Yes -- it was so well read, the characters really came alive.
The character development, and the relationships between the characters.
His ability to portray so many different characters so that they all stood apart from each other.
Death. He was actually a very sympathetic, thoughtful and gentle character; quite misunderstood by the general public!
Highly recommended audiobook.
How can a tale of such tragedy be so lovely and so immensely funny and sweet. Between Zusak's incredible writing and Corduner's nuanced performance, I was stunned.
The narrator of this book was AMAZING! Great story which was enhanced by the performer!
His voice, accent, German pronunciation; he made this book SO enjoyable for listening!
A MUST listen!
it took me awhile to get into the story but it is worth it. as told from the view of death, the story will grab and carry you thru the life of a young girl in WWII.
Some of the best descriptions!
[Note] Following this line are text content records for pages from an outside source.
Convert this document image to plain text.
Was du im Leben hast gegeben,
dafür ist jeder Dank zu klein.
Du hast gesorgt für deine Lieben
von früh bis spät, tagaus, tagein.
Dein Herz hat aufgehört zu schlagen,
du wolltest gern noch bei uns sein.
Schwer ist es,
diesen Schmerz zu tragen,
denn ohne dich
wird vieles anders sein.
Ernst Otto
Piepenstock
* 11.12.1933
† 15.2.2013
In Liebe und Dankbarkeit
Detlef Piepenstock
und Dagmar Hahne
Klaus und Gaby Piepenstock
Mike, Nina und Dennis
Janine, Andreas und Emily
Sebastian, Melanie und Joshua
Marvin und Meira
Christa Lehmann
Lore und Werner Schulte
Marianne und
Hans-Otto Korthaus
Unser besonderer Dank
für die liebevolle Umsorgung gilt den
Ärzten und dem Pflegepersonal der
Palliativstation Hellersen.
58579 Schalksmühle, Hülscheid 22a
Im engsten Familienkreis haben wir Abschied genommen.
The descriptions tell the story in a way that is brilliant and beautiful. Although this book is sad it is also real and shows love and beauty. How the view point of death is told is incredible and makes people think of what it is like to die. How death itself doesn't like taking people but has no other choice. Very well written and the narrator is one of my favourites!
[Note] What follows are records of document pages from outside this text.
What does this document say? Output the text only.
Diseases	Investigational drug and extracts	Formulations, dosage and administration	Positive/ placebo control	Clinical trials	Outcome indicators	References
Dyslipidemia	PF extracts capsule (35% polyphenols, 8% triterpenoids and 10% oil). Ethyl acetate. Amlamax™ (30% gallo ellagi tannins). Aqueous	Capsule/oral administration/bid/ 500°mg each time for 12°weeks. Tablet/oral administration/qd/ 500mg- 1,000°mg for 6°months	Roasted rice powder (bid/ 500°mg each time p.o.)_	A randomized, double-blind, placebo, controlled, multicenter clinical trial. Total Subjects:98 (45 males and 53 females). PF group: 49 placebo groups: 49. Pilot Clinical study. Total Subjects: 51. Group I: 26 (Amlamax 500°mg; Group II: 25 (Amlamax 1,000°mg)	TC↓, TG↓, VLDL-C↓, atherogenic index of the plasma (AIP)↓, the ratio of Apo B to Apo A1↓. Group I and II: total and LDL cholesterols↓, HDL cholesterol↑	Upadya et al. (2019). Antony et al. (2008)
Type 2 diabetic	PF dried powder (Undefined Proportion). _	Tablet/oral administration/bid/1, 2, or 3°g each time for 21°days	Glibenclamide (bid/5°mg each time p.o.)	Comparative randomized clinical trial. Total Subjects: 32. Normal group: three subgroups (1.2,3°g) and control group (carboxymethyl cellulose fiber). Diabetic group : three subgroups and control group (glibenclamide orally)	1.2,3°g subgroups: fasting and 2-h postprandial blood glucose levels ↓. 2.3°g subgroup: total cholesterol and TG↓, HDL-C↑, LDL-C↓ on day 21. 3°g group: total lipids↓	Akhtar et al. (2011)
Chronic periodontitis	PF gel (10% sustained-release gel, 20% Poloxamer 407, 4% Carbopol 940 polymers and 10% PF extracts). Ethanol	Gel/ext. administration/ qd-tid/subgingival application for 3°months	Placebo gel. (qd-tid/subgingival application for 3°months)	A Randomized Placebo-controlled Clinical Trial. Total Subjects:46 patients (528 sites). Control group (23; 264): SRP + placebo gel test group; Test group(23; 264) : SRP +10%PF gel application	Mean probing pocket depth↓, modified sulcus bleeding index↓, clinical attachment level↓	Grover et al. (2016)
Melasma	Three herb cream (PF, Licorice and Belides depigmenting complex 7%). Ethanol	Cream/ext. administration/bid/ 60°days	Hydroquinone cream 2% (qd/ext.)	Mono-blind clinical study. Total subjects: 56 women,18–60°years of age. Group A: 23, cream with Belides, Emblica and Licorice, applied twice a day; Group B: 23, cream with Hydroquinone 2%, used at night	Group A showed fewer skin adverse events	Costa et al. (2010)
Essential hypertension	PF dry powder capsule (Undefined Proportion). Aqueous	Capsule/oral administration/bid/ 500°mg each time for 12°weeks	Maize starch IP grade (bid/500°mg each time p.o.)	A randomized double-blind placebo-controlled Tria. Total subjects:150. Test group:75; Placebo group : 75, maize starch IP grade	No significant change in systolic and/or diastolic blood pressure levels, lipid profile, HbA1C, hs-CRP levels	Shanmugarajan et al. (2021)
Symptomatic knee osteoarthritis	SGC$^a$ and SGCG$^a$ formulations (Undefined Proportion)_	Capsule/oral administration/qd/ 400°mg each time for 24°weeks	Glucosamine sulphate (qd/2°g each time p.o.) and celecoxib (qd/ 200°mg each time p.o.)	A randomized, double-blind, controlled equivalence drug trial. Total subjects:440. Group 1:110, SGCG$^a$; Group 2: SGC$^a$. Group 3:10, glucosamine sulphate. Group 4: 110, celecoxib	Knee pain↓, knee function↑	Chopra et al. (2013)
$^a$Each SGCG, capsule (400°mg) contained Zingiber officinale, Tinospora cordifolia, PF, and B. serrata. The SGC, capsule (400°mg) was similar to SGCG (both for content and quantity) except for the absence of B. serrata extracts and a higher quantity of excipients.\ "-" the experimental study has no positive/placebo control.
stunning, striking, moving and honest. a gorgeous story written with bold artistic strokes. love the reader. love this book.
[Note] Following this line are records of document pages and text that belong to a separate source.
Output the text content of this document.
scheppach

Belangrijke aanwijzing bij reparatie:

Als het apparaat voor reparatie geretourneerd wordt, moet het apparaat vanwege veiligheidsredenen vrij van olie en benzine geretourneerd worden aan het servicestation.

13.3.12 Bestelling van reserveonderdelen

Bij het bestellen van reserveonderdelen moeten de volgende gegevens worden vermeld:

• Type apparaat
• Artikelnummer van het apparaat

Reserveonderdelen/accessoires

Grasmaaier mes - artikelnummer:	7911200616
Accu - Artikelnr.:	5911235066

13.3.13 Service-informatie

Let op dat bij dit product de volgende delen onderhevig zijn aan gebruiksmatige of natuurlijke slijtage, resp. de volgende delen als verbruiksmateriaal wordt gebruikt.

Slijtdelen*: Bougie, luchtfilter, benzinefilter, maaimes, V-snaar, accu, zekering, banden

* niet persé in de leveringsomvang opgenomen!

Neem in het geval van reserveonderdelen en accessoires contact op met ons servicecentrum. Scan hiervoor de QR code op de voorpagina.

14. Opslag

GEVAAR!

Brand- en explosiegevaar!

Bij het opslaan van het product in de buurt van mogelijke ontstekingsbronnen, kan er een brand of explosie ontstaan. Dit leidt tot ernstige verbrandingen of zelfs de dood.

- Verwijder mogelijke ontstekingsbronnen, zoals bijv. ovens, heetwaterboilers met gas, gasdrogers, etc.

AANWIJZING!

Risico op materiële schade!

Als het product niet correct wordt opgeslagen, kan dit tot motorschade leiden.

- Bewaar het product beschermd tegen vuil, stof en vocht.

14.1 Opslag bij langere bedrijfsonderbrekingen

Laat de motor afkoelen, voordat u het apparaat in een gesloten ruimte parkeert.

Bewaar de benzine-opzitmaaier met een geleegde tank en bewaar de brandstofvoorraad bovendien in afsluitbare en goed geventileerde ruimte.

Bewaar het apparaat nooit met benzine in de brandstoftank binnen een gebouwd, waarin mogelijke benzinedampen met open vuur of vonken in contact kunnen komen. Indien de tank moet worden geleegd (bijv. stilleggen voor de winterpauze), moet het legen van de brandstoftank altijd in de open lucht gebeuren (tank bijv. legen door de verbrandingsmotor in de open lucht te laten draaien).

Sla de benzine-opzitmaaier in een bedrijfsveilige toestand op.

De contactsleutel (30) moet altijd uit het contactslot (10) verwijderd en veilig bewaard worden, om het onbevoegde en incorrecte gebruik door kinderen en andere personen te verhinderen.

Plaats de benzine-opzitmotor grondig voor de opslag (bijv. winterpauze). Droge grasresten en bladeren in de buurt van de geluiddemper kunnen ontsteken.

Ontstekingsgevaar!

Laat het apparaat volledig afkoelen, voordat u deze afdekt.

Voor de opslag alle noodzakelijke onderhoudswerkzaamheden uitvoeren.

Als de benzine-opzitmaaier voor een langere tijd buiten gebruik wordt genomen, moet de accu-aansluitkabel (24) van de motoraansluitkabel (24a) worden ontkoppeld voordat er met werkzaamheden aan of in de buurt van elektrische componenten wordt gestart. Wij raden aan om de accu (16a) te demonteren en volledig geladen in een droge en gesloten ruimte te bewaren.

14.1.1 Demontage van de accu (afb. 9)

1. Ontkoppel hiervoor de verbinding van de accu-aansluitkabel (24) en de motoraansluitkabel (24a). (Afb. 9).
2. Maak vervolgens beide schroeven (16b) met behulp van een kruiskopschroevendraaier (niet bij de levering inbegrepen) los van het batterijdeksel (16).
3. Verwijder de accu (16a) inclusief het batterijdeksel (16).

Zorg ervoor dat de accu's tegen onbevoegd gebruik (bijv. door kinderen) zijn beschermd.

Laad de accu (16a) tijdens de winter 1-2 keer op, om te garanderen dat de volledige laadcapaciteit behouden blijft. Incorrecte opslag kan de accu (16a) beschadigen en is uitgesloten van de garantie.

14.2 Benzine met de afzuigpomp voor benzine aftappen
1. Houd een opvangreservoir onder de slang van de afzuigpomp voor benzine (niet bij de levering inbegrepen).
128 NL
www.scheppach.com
I think that listening to a book like this is a richer experience than reading it. I probably won't go to the movie. It is a book like "The Book Thief" that makes you long for radio instead of movies. The personalities of each of the characters, even the minor ones, give a sense of what it was like to live through the reign of the "Furor". The sacrifices of the normal people(in the Nazi party or not) was similar to those experienced by the whole world at the time except for the few of privileged. It was very realistic including the harboring of a Jewish
"boarder" who had been related to a Jew who saved Lisel's adopted "papa's" life.
Maybe a little Anne Frankish?
His voices and even the enunciation of the German city names and the less than complimentary terms of endearment bandied about made the story real.
When a Jewish merchant's door was defaced, Hans Hubler was there to paint it the next morning.
I am not sure how this book was suggested, but it doesn't seem like something I normally would have picked I glad I listened. It gave me more perspective on the era.